A Report by the American Academy of Ophthalmology Ophthalmic Technology Assessment Committee Cornea Panel: Stephen C. Kaufman, MD, PhD; David C. Musch, PhD, MPH; Michael W. Belin, MD; Elisabeth J. Cohen, MD; David M. Meisler, MD; William J. Reinhart, MD; Ira J. Udell, MD; Woodford S. Van Meter, MD
Ophthalmology, February 2004, Vol. 111, 396-406 © 2004 by the American Academy of Ophthalmology. Click here for free access to the OTA.
Erratum in Ophthalmology July 2004
Reviewed for currency: 2014
Objective: To review the available evidence for the use of confocal microscopy in diagnosing infectious keratitis and for other applications for ophthalmic practice.

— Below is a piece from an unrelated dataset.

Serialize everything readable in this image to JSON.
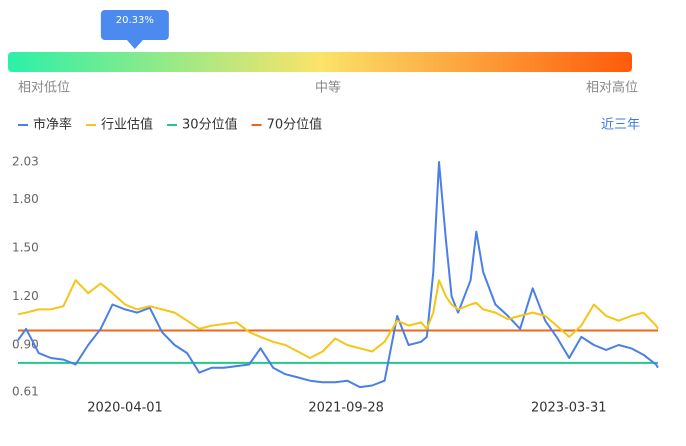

Methods: A MEDLINE search of the peer-reviewed literature for the years 1990 to 2001 yielded 94 citations. The search was limited to studies of human subjects published in English with abstracts. The Ophthalmic Technology Assessment Committee Cornea Panel evaluated these 94 articles for possible clinical relevance and selected 51 (54%) for content review by the panel members. Of these 51 articles, 24 were selected for the panel methodologist to review and rate according to the strength of evidence.

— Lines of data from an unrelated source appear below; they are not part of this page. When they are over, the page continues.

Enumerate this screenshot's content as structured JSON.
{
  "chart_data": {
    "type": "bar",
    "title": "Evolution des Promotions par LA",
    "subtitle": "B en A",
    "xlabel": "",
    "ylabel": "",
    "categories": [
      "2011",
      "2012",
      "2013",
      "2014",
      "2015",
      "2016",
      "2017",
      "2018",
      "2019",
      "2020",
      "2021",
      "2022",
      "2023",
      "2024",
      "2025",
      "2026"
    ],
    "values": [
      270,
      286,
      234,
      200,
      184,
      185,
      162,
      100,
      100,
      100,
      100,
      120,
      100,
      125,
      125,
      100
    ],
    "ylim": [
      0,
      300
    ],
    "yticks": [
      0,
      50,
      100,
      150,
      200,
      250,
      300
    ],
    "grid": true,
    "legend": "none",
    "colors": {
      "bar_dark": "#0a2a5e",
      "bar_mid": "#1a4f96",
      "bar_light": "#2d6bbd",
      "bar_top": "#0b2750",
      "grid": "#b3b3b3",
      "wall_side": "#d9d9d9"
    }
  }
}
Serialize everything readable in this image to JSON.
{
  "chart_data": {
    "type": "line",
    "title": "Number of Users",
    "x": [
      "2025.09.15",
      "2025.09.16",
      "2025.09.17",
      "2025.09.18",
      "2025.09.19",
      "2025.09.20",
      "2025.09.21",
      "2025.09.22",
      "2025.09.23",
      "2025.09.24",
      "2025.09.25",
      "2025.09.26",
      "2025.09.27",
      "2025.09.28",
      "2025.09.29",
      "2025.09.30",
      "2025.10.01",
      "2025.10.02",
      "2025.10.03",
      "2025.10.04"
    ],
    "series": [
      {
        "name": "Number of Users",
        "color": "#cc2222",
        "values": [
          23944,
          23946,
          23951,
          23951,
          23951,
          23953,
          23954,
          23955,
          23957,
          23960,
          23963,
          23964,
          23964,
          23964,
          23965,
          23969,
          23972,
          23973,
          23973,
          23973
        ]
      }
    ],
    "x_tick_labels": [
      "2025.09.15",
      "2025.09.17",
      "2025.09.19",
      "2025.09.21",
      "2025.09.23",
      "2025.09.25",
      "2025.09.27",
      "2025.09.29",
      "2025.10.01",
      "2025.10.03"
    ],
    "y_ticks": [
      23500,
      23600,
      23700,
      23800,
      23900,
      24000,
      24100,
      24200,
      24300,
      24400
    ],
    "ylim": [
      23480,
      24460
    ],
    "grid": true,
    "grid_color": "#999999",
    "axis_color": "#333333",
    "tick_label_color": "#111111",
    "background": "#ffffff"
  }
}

Results: Of the 24 articles, 21 (87.5%) were classified as case reports or case series and were rated as level III evidence. Three articles were classified as independent, masked, or objective comparisons performed in a narrow spectrum of patients or in a nonconsecutive series of patients and were rated as level II evidence. No studies were rated as level I evidence, defined as an independent masked comparison of an appropriate spectrum of consecutive patients.

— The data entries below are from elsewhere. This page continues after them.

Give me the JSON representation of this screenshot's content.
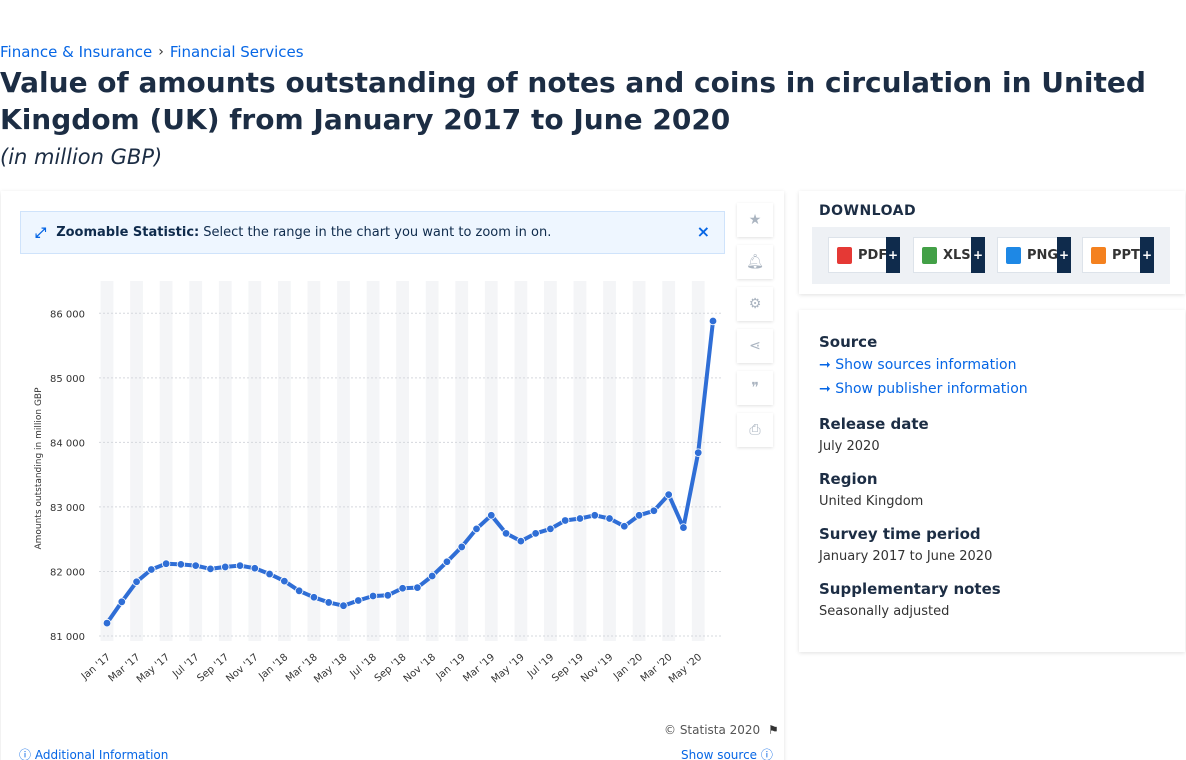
{
  "breadcrumb": {
    "item1": "Finance & Insurance",
    "separator": "›",
    "item2": "Financial Services"
  },
  "title": "Value of amounts outstanding of notes and coins in circulation in United Kingdom (UK) from January 2017 to June 2020",
  "subtitle": "(in million GBP)",
  "zoom_banner": {
    "label": "Zoomable Statistic:",
    "text": "Select the range in the chart you want to zoom in on.",
    "close": "×"
  },
  "tools": [
    "star-icon",
    "bell-icon",
    "gear-icon",
    "share-icon",
    "quote-icon",
    "print-icon"
  ],
  "copyright": "© Statista 2020",
  "additional_info": "Additional Information",
  "show_source": "Show source",
  "download": {
    "title": "DOWNLOAD",
    "buttons": [
      {
        "label": "PDF",
        "color": "#e53935"
      },
      {
        "label": "XLS",
        "color": "#43a047"
      },
      {
        "label": "PNG",
        "color": "#1e88e5"
      },
      {
        "label": "PPT",
        "color": "#f4811f"
      }
    ],
    "plus": "+"
  },
  "info": {
    "source_h": "Source",
    "source_link": "Show sources information",
    "publisher_link": "Show publisher information",
    "release_h": "Release date",
    "release_v": "July 2020",
    "region_h": "Region",
    "region_v": "United Kingdom",
    "survey_h": "Survey time period",
    "survey_v": "January 2017 to June 2020",
    "notes_h": "Supplementary notes",
    "notes_v": "Seasonally adjusted"
  },
  "chart_data": {
    "type": "line",
    "ylabel": "Amounts outstanding in million GBP",
    "ylim": [
      81000,
      86500
    ],
    "yticks": [
      81000,
      82000,
      83000,
      84000,
      85000,
      86000
    ],
    "ytick_labels": [
      "81 000",
      "82 000",
      "83 000",
      "84 000",
      "85 000",
      "86 000"
    ],
    "x": [
      "Jan '17",
      "Feb '17",
      "Mar '17",
      "Apr '17",
      "May '17",
      "Jun '17",
      "Jul '17",
      "Aug '17",
      "Sep '17",
      "Oct '17",
      "Nov '17",
      "Dec '17",
      "Jan '18",
      "Feb '18",
      "Mar '18",
      "Apr '18",
      "May '18",
      "Jun '18",
      "Jul '18",
      "Aug '18",
      "Sep '18",
      "Oct '18",
      "Nov '18",
      "Dec '18",
      "Jan '19",
      "Feb '19",
      "Mar '19",
      "Apr '19",
      "May '19",
      "Jun '19",
      "Jul '19",
      "Aug '19",
      "Sep '19",
      "Oct '19",
      "Nov '19",
      "Dec '19",
      "Jan '20",
      "Feb '20",
      "Mar '20",
      "Apr '20",
      "May '20",
      "Jun '20"
    ],
    "xtick_labels": [
      "Jan '17",
      "Mar '17",
      "May '17",
      "Jul '17",
      "Sep '17",
      "Nov '17",
      "Jan '18",
      "Mar '18",
      "May '18",
      "Jul '18",
      "Sep '18",
      "Nov '18",
      "Jan '19",
      "Mar '19",
      "May '19",
      "Jul '19",
      "Sep '19",
      "Nov '19",
      "Jan '20",
      "Mar '20",
      "May '20"
    ],
    "values": [
      81200,
      81530,
      81840,
      82030,
      82120,
      82110,
      82090,
      82040,
      82070,
      82090,
      82050,
      81960,
      81850,
      81700,
      81600,
      81520,
      81470,
      81550,
      81620,
      81630,
      81740,
      81750,
      81930,
      82150,
      82380,
      82660,
      82870,
      82590,
      82470,
      82590,
      82660,
      82790,
      82820,
      82870,
      82820,
      82700,
      82870,
      82940,
      83190,
      82680,
      83840,
      85880
    ],
    "color": "#2f6ed6",
    "grid": true
  }
}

Conclusion: Confocal microscopy is a new technology with clinical applications in ophthalmology. Although confocal microscopy has been used in other fields of medicine, the optical transparency of the cornea and other structures of the eye provides a unique opportunity to apply this technology. The targeted literature review of 24 articles found no level I studies to support the use of confocal microscopy in the management of eye disorders. Three level II studies pertained to promising clinical applications of the confocal microscope and provided evidence that supports the use of confocal microscopy as an adjunctive modality for diagnosing Acanthamoeba keratitis. The remaining 21 articles, rated as level III evidence, focus on the use of confocal microscopy to facilitate the diagnosis of infectious keratitis, including amoebic and fungal, but currently there are not definitive studies of its role in the differential diagnosis of this condition. There are also level III studies that support the use of the confocal microscope in refractive surgery. Facilitating the diagnosis of infectious keratitis and applying the confocal microscope to refractive surgery may hold the greatest promise of this new technology.